Friday, December 28, 2007
BBC starts contest in India to fight HIV/AIDS
The BBC World Service Trust launched a mass media contest to combat HIV and AIDS in India on 30 November 2007. Within three weeks of the launch, more than 350,000 people had participated in the contest.
UNAIDS estimate around 2.5 million people in India are living with HIV, which only falls behind South Africa in terms of absolute numbers. The highest rates of infection are among men in the south of the country.
Talking about sex
In a contest targeting more than 50 million people, a riddle aims to get people talking about sex with their friends, as they try to solve the clues.
The contest is part of a massive BBC World Service Trust public service campaign to help stem the rate of HIV infections.

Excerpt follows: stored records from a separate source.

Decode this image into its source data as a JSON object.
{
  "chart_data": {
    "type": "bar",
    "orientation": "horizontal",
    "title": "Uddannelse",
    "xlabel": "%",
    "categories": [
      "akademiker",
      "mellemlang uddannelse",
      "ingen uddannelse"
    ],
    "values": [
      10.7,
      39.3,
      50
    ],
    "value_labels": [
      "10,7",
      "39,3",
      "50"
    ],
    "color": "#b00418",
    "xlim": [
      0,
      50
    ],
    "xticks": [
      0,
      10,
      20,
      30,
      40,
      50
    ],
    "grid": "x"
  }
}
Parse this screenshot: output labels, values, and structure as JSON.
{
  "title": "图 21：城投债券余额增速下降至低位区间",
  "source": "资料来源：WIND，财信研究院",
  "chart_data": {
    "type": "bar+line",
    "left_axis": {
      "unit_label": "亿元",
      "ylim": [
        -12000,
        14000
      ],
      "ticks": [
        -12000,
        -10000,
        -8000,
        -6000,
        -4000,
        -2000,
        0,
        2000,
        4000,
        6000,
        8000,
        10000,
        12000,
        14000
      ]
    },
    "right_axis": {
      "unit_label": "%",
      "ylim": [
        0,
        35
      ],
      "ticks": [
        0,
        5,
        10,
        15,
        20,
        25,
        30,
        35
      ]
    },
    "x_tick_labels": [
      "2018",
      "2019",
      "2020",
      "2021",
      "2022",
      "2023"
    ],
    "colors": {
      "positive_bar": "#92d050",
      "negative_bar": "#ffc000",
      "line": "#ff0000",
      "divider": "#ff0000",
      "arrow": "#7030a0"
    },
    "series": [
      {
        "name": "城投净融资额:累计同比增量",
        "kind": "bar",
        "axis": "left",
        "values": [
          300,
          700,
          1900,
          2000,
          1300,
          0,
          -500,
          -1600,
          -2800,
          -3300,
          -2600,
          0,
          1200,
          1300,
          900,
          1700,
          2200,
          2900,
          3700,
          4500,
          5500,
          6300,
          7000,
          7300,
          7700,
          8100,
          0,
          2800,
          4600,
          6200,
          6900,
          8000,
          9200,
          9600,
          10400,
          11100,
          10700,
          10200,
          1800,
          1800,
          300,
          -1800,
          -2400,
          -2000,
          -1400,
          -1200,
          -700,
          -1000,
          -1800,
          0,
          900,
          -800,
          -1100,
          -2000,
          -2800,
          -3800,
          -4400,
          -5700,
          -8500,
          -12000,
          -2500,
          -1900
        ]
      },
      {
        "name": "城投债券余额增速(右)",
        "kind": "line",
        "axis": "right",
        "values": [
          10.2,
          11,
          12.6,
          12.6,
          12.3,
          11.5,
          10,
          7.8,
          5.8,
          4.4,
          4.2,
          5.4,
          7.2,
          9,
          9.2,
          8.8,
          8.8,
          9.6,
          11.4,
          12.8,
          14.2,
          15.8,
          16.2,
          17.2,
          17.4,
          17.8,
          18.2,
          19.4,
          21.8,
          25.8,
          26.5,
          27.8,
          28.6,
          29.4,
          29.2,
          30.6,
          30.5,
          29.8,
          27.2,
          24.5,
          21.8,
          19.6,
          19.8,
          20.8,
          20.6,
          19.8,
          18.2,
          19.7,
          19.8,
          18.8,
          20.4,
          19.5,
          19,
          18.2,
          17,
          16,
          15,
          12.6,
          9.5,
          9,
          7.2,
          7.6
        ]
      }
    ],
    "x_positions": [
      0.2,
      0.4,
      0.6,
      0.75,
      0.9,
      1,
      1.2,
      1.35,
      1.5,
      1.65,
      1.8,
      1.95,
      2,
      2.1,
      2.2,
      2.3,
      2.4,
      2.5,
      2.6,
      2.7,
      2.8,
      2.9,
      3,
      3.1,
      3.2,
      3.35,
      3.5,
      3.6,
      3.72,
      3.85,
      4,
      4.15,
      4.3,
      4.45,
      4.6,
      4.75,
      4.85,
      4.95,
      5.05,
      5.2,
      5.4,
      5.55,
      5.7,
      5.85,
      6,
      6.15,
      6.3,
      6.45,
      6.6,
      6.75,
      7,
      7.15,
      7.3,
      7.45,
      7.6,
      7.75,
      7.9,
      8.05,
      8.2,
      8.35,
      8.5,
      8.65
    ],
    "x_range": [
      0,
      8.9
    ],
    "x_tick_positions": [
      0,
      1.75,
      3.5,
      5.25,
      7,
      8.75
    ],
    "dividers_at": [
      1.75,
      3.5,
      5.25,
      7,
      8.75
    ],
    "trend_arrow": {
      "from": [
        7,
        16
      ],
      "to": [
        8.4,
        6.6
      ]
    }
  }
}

The new campaign uses public service adverts on TV, radio and in cinemas, as well as on location at beaches and shopping malls.
The campaign targets men aged 15 to 59 years old in the states of Andhara Pradesh, Karnataka, Maharashtra and Tamil Nadu.
What’s smart, green and feathery and talks about sex non-stop?
The mass media HIV and AIDS campaign is fronted by an animated green parrot.
The parrot, which represents talking and intelligence, is smart, pesky, has an opinion about everything and a sense of humour.
The campaign’s strapline, 'Jo Bola Wohi Sikander' ('those who talk are winners'), aims to encourage people to talk about HIV and AIDS prevention, emphasising that the real winners are those who communicate about such issues.
Yvonne MacPherson, Trust country director for India said: "The strength of the creative idea behind this campaign is that instead of an advert that tells people to talk about sexual health, it actually stimulates people to talk.
'We believe the riddle posed in the advertisements is sufficiently enticing and tricky that men will have to talk about it with their friends in order to arrive at the answer."
India’s largest HIV and AIDS mass media campaign
Over the past six years, the BBC World Service Trust, which is the international charity of the BBC, has been implementing India’s largest HIV and AIDS mass media campaign.
It has produced two weekly television shows for Doordarshan (the public TV broadcaster): a drama, starring HIV-positive detective Jasoos Vijay, and a reality show Haath se Haath Milaa, which featured over 40 Hindi film stars.
The last series of Jasoos Vijay was watched by over 70 million viewers. The detective series was awarded the Best Thriller Serial at the prestigious Indian Telly Awards.
This latest HIV and AIDS mass media campaign run by the Trust is funded by the Bill and Melinda Gates Foundation.
Forget yourself for others, and others will never forget you.